Slab City prom brings romance to 'middle of nowhere'
Mateo Montaño dances with Rachel Erickson during the Slab City Prom on Saturday night. (CHELCEY ADAMI PHOTO / March 30, 2013)
There was even a wayward guest passed out near the stage area.
However, some Slab City prom-goers arrived on mules instead of in limos, guests ranged in age from 2 to 80-something years old, and in between lace and chiffon dresses, one couple inexplicably dressed as vampires Saturday night.
“There’s nothing like it. It’s a place where people, oddballs and real people come and share a night,” Slabs resident Neil Mallich said. “It’s almost like a family thing. Might sound corny or pretentious, but prom is right here for us.”
The eclectic event is held on The Range, a stage and dance floor spot in Slab City, a community just outside Niland frequently dubbed as “the last free place in America.”
There, a small mixed community mostly of snowbirds, artists, homeless, and those just escaping society, make their home, and over this past weekend, prom.
The idea for prom began 10 years ago by Slabs resident Robin and a friend. Since “all these people here are either snowbirds or poor folk,” the pair gathered up prom dresses and suits from thrift stores and began coaxing people into wearing them for the night.
“Some were really nice suits. They tend to walk off,” Robin said. “You wouldn’t think it, but the guys out here all want to have a suit in their closet.”
Most prom-goers Saturday came dressed to impress, and those who came unprepared could borrow a dress or tie for the evening.
“There’s always tourists, and we want everyone to feel pretty,” Robin said.
It’s nice to give people a “second chance” for a prom experience since not everyone gets it in high school, she explained.
“The pressure is off, everyone knows who they’re going home with,” she said while laughing. “And it’s fun to get dressed up once in a while, even at our age, it’s fun to put on some chiffon and sparkles.”
A Slabs resident known as Dreamcatcher said it was her second Slab City Prom.
“I never had a prom and never looked like a fairy little princess,” she said. “It’s good friends, fabulous styles in the total middle of nowhere. Even in the middle of the toilet bowl of California, we can gussy it up.”
Slab City Prom attire included some very hairy men in dresses, full ball gowns, tutus, underwear, capes, floor-length coats, and even a Tinkerbell costume worn by Elizabeth Andrews, 2.
Earl and Cookie Anderson were crowned this year’s prom king and queen to the applause of roughly 100 people.
“It feels great,” Cookie said. “I’m just going to continue to love all these people, they’re my family. It’s family out here. People don’t believe the sense of community out here. It’s wonderful.”

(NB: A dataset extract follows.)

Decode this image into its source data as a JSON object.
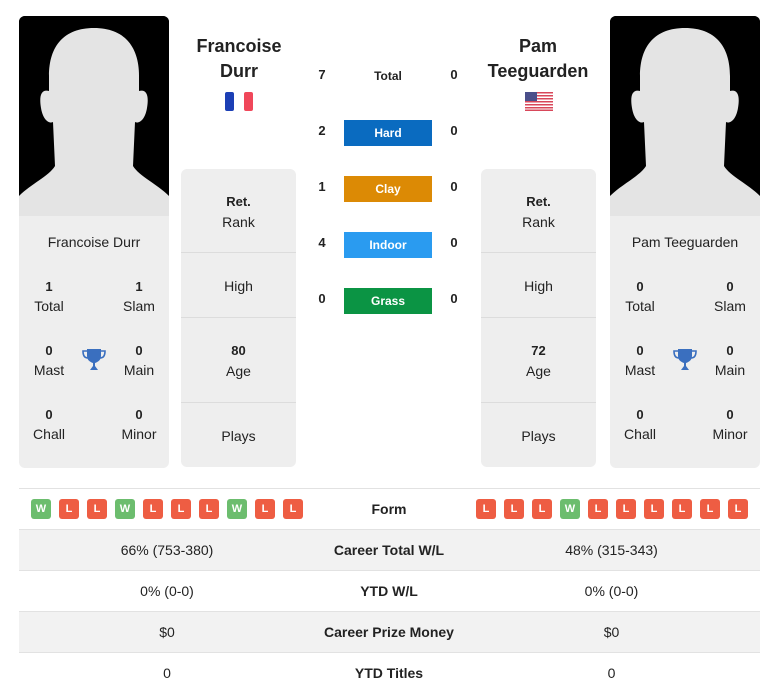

Appropriately themed “Under the Stars,” prom-goers danced the night away cheek-to-cheek under a bright desert sky on the open air stage filled with couches and fold-up chairs. Some danced with their dates while others danced with dogs, or themselves.
Musicians such as Builder Bill and Jimi Austin James played everything from Slab City original song about life in the Slabs to classics.
Dogs and children routinely ran in between Slab City residents and visitors from places such as Germany, San Diego and Oregon.
It was the first time for traveling bloggers Brian and Leigh Easterling to go to Slab City Prom.
“We want to come every year,” Brian said. “It’s just seeing all the people. We didn’t know what to expect so this is incredible.”
Prom-goers visibly relaxed throughout the night as some sipped on wine bottles, smoke wafted through the air, and musicians played on.
When a missing hat was returned on stage immediately after being reported lost, the crowd began chanting “honesty!” and hugging. Rumors of various “after parties” began circulating between different groups who paired off into the night.
Rio Warner and Manuel Vasquez of Los Angeles actually attended their high school senior prom together and came to the Slab City Prom after hearing about it while driving around the area.
“It’s amazing,” Vasquez said. “Everyone is so accepting and so (expletive) cool. They’re the coolest people. So much better than our first prom.”